In an article by Catherine Thaliath, project management expert in the Retail Payments Risk Forum at the Atlanta Fed, millennials are generally described as being extremely risk-averse when it comes to financial matters. A study by the Federal Reserve indicates that millennials are financially suffering more than previous generations of young adults. This is exhibited by the lower incomes relative to inflation, fewer assets, and higher levels of student debt among millennials — who are also the most college-educated generation — with four-in-ten millennial workers aged 25 to 29 at least possessing a college degree in 2016. According to Thaliath, the financial woes of millennials are thought to be caused by a variety of factors, such as the dot-com collapse, the bursting of the housing bubble, and the Great Recession — disasters which occurred when the generation was entering the workforce. This is not unlike what happened to the G.I. Generation, which faced the Great Depression and World War II when they reached early adulthood. While there hasn’t been another World War since then, the aftereffects of 9/11 and the ever-evolving War on Terror has profoundly affected millennials in much the same way. As a result, both generations exhibited the traits of being financially risk-averse, with tales from the G.I. Generation hoarding sums of cash or jewelry in boxes under their beds during the Great Depression being a common theme. As a result, the Greatest Generation eventually became a fiscally conservative one that valued the importance of savings.

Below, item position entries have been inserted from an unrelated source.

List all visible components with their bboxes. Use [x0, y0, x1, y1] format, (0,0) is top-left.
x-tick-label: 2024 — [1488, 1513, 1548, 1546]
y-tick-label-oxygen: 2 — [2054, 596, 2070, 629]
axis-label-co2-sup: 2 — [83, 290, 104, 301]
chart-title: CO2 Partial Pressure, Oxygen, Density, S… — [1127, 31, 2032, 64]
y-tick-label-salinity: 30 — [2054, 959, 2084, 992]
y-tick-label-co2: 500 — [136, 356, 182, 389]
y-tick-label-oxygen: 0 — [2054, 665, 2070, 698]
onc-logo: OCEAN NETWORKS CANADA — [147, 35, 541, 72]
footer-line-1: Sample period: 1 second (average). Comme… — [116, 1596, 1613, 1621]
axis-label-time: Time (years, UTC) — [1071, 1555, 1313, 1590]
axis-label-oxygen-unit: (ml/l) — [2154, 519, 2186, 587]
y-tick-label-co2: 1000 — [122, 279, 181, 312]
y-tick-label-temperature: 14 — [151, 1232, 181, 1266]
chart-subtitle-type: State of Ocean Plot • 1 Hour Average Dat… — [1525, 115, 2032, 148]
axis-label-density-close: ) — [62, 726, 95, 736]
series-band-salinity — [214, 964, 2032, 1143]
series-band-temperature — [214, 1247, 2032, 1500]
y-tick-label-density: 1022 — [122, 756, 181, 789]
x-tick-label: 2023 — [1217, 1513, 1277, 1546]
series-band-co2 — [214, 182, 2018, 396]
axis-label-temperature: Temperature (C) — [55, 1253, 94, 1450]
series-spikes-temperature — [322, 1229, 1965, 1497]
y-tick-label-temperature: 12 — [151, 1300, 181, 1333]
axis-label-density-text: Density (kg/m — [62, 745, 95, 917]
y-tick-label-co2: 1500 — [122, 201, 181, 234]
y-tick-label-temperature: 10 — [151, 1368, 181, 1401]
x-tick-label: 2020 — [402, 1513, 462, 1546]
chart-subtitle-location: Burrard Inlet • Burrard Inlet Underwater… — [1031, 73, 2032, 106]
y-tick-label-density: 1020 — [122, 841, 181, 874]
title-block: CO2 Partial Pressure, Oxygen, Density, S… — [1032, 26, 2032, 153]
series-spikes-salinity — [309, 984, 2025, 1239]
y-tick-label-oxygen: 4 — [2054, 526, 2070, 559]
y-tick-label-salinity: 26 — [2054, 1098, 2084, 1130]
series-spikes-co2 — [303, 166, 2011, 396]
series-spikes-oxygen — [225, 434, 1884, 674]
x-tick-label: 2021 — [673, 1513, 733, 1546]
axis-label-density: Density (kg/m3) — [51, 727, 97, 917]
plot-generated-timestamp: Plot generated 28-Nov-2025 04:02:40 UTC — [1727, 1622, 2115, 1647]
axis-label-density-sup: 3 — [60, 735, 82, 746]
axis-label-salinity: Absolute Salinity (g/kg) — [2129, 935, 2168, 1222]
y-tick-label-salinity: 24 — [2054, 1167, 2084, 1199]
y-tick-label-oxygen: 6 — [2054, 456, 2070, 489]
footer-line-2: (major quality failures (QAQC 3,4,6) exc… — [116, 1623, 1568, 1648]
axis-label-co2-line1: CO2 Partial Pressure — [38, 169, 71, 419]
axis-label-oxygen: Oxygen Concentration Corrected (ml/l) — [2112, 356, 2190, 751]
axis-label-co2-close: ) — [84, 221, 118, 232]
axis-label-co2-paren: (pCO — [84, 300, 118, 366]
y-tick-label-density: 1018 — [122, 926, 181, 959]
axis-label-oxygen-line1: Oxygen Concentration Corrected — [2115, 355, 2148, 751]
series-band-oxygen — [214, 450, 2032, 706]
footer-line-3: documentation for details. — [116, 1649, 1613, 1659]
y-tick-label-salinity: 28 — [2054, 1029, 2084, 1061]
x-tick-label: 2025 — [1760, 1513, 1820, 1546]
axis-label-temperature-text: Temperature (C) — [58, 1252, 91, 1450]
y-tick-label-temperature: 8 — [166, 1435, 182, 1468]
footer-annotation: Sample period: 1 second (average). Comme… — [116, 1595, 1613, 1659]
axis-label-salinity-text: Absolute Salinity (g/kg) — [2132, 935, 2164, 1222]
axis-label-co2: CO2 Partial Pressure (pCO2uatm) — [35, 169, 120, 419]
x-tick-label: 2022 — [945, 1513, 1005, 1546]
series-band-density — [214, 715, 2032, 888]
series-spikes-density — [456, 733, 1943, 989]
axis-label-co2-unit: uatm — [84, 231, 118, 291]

Millennials, on the other hand, mostly never had a chance to acquire anything to hoard, with the exception of the fabled “trust-fund babies.” The Great Recession hit many of them before they even entered the workforce or while they were still in college, and its effects were so profound on the generation that a 2017 survey showed that millennials were more afraid of credit card debt than of dying or the threat of war. It is this fear of taking on debt to build credit which is also hurting the millennials, preventing them from acquiring loans that would allow them to start a business or buy a home. Furthermore, Thaliath explains in her article that despite being financially risk-averse, millennials are shying away from investments like mutual funds in favor of immediate gratification by traveling or going to concerts. While not included in the article by Thaliath, an article by Greg Petro on Forbes details that millennials do not have a great deal of discretionary income at their disposal for a variety of reasons ranging from minimalist attitudes and excessively high debt and bills relative to their income. This lack of discretionary income among millennials does not bode well for long-term hobbies like coin collecting, which takes years of careful and calculated investment to amass a respectable collection (unless a millennial is merely purchasing a coin here or there for immediate gratification).
What does this mean for the future of the hobby? My advice is to skip worrying about millennial investment into the hobby until they grow older and have a more stable amount of discretionary income, like what eventually happened to The Greatest Generation after the economy stabilized following the Second World War. Generation Z, also known as the centennials, are now beginning to come of age, and I suspect that they will be more financially involved than the millennials were in a variety of economic endeavors. Many of them are too young to remember the Great Recession or 9/11 and their collective adverse effects have largely passed them over, which suggests that they will be less averse to financial risk-taking and will invest more once they start amassing their wealth. In a rebellion against their predecessors, Generation Z is also likely going to be more politically and fiscally conservative than millennials, and if the Strauss-Howe trend continues, they will become the new “Lucky Few.”